In the long-term we’re going to need to secure additional resources to keep those lines running and even to increase the number of hours we can run the system.
That has to be priority-one in any future measure.
It’s the same now as we decide how to spend federal relief monies for transit systems.
Certainly, there’s a lot of critical capital projects that are important to spurring equitable transit oriented development in our region. As capital projects are being developed and considered for funding, we need to be bringing an equity lens to how we prioritize projects to ensure we’re creating equitable transit-oriented communities.

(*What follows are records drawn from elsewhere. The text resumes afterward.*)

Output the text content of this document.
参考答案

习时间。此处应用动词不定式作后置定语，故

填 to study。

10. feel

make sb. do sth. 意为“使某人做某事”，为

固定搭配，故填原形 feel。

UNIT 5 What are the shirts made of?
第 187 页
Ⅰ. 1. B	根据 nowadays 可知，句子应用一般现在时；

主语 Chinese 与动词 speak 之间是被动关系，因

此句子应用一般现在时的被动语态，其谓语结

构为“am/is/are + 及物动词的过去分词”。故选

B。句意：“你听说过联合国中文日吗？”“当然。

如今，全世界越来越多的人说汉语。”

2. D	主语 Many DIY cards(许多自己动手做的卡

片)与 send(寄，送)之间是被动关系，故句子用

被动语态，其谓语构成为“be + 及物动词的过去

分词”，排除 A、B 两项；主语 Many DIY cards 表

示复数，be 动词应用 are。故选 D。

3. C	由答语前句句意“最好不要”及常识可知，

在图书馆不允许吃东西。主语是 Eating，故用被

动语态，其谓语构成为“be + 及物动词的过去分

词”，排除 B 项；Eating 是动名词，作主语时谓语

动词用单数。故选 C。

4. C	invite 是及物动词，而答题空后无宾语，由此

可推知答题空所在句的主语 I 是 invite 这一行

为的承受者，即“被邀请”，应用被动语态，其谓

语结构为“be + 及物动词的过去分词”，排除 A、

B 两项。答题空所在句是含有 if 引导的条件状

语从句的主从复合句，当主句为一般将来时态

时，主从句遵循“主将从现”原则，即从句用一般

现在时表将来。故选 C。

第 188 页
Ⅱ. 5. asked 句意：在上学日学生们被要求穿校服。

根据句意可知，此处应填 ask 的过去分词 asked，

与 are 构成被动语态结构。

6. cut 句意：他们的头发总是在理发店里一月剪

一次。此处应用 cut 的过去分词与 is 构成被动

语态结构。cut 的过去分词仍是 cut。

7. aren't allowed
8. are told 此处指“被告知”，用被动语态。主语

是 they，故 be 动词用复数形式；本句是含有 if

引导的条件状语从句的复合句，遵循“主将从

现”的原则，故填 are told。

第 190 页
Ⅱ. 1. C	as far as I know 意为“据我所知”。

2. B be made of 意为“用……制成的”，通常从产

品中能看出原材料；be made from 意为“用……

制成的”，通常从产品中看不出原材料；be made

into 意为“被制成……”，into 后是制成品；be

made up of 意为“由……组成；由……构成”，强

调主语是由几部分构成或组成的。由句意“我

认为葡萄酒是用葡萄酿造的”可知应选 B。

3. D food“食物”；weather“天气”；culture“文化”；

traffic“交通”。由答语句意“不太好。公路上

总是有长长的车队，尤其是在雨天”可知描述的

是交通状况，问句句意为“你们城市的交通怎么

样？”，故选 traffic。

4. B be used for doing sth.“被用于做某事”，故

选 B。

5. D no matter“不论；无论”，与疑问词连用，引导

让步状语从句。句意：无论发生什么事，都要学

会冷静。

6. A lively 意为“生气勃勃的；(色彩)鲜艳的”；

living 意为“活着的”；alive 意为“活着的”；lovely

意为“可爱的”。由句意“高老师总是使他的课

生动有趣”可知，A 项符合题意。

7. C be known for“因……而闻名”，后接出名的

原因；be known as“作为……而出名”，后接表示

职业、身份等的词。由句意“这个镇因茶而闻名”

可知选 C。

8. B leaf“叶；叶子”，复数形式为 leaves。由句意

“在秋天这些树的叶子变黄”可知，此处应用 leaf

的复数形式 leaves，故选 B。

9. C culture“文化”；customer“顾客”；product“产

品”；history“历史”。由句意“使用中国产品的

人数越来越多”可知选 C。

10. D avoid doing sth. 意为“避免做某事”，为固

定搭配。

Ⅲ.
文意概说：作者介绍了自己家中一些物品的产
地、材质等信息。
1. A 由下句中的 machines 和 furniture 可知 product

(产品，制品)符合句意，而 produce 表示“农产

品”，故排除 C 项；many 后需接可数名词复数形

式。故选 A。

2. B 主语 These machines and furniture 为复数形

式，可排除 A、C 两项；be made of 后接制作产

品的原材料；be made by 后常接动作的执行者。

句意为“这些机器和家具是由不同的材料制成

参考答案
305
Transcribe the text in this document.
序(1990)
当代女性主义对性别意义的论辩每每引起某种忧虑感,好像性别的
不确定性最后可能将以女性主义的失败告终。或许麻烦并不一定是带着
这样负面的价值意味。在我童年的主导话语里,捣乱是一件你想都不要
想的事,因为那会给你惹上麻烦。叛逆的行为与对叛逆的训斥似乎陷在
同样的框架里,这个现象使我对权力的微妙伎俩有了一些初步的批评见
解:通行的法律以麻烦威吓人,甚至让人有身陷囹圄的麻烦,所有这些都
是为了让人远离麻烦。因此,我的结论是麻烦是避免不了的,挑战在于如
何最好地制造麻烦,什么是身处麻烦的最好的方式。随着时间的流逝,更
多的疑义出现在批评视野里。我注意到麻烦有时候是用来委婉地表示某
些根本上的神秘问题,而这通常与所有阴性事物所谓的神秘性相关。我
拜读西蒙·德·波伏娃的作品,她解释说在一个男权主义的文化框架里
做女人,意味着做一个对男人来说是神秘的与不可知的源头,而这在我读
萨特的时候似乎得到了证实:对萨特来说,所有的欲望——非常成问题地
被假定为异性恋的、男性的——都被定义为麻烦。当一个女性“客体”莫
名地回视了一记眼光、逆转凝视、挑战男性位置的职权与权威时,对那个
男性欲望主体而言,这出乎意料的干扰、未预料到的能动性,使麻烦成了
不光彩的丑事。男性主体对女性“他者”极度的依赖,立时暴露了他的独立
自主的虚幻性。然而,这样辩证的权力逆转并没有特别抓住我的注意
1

Also, we have to make sure we have those strong labor standards we were talking about, insuring that we’re promoting good jobs and insuring that our operators are having good jobs and are well trained.
SBSF: One of the things Steve said is that we should be looking at how our transit services are working right now, in this unique moment, for our essential workers: not just the doctors and nurses but the people that are working at the stores, people that are working throughout the food supply chain and other open businesses are supported.
By looking at how it’s working for these transit riders now, we can best prioritize how to spend any future money as it becomes available.
JB: I think he’s right.
We’ve been making the case for a long-time that agencies need to think more about these transit-dependent riders and think about how we design a transit system to address their needs.
So it’s a good point. We should all be pushing all of our transit agencies to be focused on the essential worker, transit dependent families and the people that rely on our transit agencies the most.
I think the COVID emergency has really highlighted that and created a greater challenge to also think about public health in a time when their resources are causing some of them to provide less service even as we need more.